Aquel hombre alto le sonrió con sus dientes filosos logrando asustarlo.
– ¡Boo!
Jaejoong despertó exaltado y alegrándose de
que todo fuese una pesadilla. Volvió a cerrar los ojos y en ese mismo segundo
sintió una mano de uñas puntiagudas bajando sobre su pecho.
– ¡Hey! Buenas noches, lindo.
Jaejoong volvió a despertar abriendo los ojos
pero sin poder moverse. Tenía un mal presentimiento de todo ello.
– ¡Ah, pero que placer tan grande serás!
Asustado, el chico soslayó su mirada junto a
su cama. Notó una presencia oscura a la que no podía notarle el rostro. Con un
rápido movimiento, clavó sus dientes en su cuello succionando con lujuria
desmedida, provocándole gran dolor.
Y Jaejoong volvió a despertar. Esta vez se
pudo sentar en la cama y paranoico observó todo el lugar. Aquel dolor se había
sentido demasiado real para un sueño. Tuvo un escalofrío que subió por su
columna y cuando quiso voltear, notó que no podía moverse mientras una fría
mano se paseaba por su mejilla.
– ¿Dónde están tus modales?
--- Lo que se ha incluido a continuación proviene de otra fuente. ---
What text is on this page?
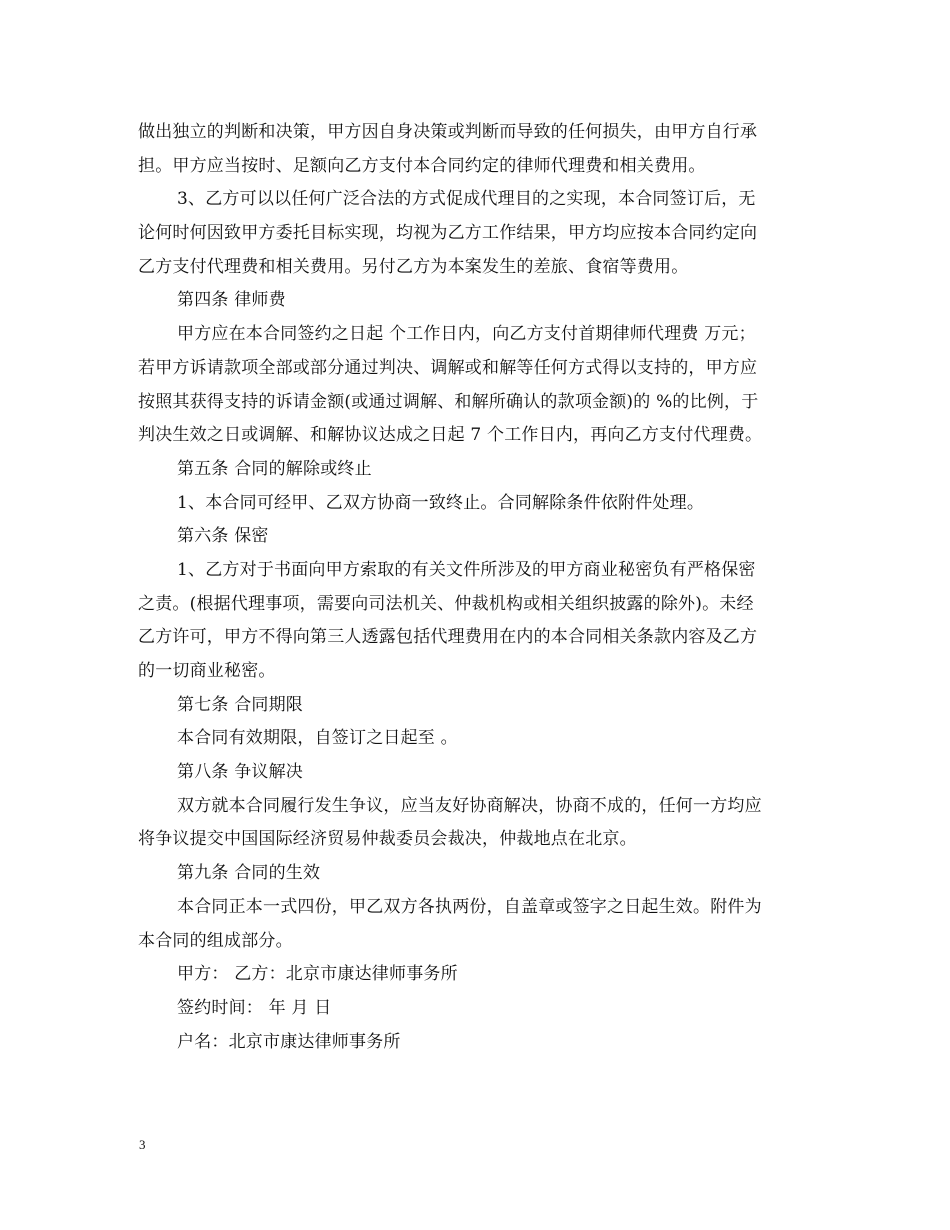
做出独立的判断和决策，甲方因自身决策或判断而导致的任何损失，由甲方自行承
担。甲方应当按时、足额向乙方支付本合同约定的律师代理费和相关费用。
3、乙方可以以任何广泛合法的方式促成代理目的之实现，本合同签订后，无
论何时何因致甲方委托目标实现，均视为乙方工作结果，甲方均应按本合同约定向
乙方支付代理费和相关费用。另付乙方为本案发生的差旅、食宿等费用。
第四条 律师费
甲方应在本合同签约之日起 个工作日内，向乙方支付首期律师代理费 万元；
若甲方诉请款项全部或部分通过判决、调解或和解等任何方式得以支持的，甲方应
按照其获得支持的诉请金额(或通过调解、和解所确认的款项金额)的 %的比例，于
判决生效之日或调解、和解协议达成之日起 7 个工作日内，再向乙方支付代理费。
第五条 合同的解除或终止
1、本合同可经甲、乙双方协商一致终止。合同解除条件依附件处理。
第六条 保密
1、乙方对于书面向甲方索取的有关文件所涉及的甲方商业秘密负有严格保密
之责。(根据代理事项，需要向司法机关、仲裁机构或相关组织披露的除外)。未经
乙方许可，甲方不得向第三人透露包括代理费用在内的本合同相关条款内容及乙方
的一切商业秘密。
第七条 合同期限
本合同有效期限，自签订之日起至 。
第八条 争议解决
双方就本合同履行发生争议，应当友好协商解决，协商不成的，任何一方均应
将争议提交中国国际经济贸易仲裁委员会裁决，仲裁地点在北京。
第九条 合同的生效
本合同正本一式四份，甲乙双方各执两份，自盖章或签字之日起生效。附件为
本合同的组成部分。
甲方： 乙方：北京市康达律师事务所
签约时间： 年 月 日
户名：北京市康达律师事务所
3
Aún no sé tu
nombre – le susurró.
– ¿Q-Quién eres?
– Shim Changmin y estoy aquí para hacer que
te vuelvas loco… loco por mí.
Estaba vez oyó una risa tan oscura que le
provocó pánico puro.
– ¡Yoochun! – gritó y despertó sin saber si
dormía o despertaba en verdad.
Su hermano se levantó espantado por el grito
y corrió hasta él. Entró en la habitación y se acercó abrazándolo velozmente.
Jaejoong no podía ver quién era por lo que solo atinó a gritar y empujarlo con
toda su fuerza.
Yoochun estaba confundido, se levantó del
suelo y encendió la luz. Jaejoong lloraba y tenía la mirada de un auténtico
enfermo mental.
Cuando notó que se trataba de su hermano, se
aferró en busca de pruebas que le indicaran que había vuelto a la realidad.
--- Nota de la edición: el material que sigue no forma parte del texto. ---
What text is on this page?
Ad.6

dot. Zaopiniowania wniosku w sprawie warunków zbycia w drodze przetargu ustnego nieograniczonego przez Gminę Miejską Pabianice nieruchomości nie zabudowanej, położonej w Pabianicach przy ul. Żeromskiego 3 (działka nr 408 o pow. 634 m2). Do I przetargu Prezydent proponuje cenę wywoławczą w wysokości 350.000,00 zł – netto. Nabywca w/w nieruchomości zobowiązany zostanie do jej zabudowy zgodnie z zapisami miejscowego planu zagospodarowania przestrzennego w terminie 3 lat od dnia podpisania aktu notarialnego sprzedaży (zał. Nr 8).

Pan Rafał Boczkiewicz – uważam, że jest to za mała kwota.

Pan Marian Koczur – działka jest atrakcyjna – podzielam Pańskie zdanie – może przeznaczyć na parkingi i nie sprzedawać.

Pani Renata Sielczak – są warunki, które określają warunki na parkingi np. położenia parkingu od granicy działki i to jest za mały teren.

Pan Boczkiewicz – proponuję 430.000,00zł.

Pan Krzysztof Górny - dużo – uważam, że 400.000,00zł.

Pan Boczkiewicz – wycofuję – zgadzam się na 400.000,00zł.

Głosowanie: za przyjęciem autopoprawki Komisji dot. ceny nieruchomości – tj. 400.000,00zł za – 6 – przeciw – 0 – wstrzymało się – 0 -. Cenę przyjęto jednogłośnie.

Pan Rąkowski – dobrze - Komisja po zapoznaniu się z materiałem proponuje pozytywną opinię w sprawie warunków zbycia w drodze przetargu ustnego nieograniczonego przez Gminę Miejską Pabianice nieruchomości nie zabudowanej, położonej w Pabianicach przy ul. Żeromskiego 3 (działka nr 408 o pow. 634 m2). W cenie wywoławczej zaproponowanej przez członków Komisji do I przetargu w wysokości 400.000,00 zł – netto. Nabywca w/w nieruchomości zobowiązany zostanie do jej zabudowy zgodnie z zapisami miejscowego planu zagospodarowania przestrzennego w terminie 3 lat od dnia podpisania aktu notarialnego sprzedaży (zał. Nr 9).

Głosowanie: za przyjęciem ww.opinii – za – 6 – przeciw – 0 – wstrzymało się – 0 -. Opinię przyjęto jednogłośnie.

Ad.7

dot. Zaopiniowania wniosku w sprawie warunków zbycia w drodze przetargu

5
Yoochun lo tranquilizó tanto como pudo y le sugirió volver a dormir pero en
cuanto iba a apagar la luz, volvió a asustarlo de un grito.
– ¡No! – Yo… yo ya no tengo sueño. Quédate
conmigo… por favor – pronunció desesperado, hipando de vez en cuando.
Esa noche, solo fue el principio… Kim
Jaejoong acababa de sentenciarse y de perder la libertad. Era preso de su
propia mente.
¿O no era así?
Afuera, apenas se apreciaba la voz de una
niña cantando el arrullo de una nana.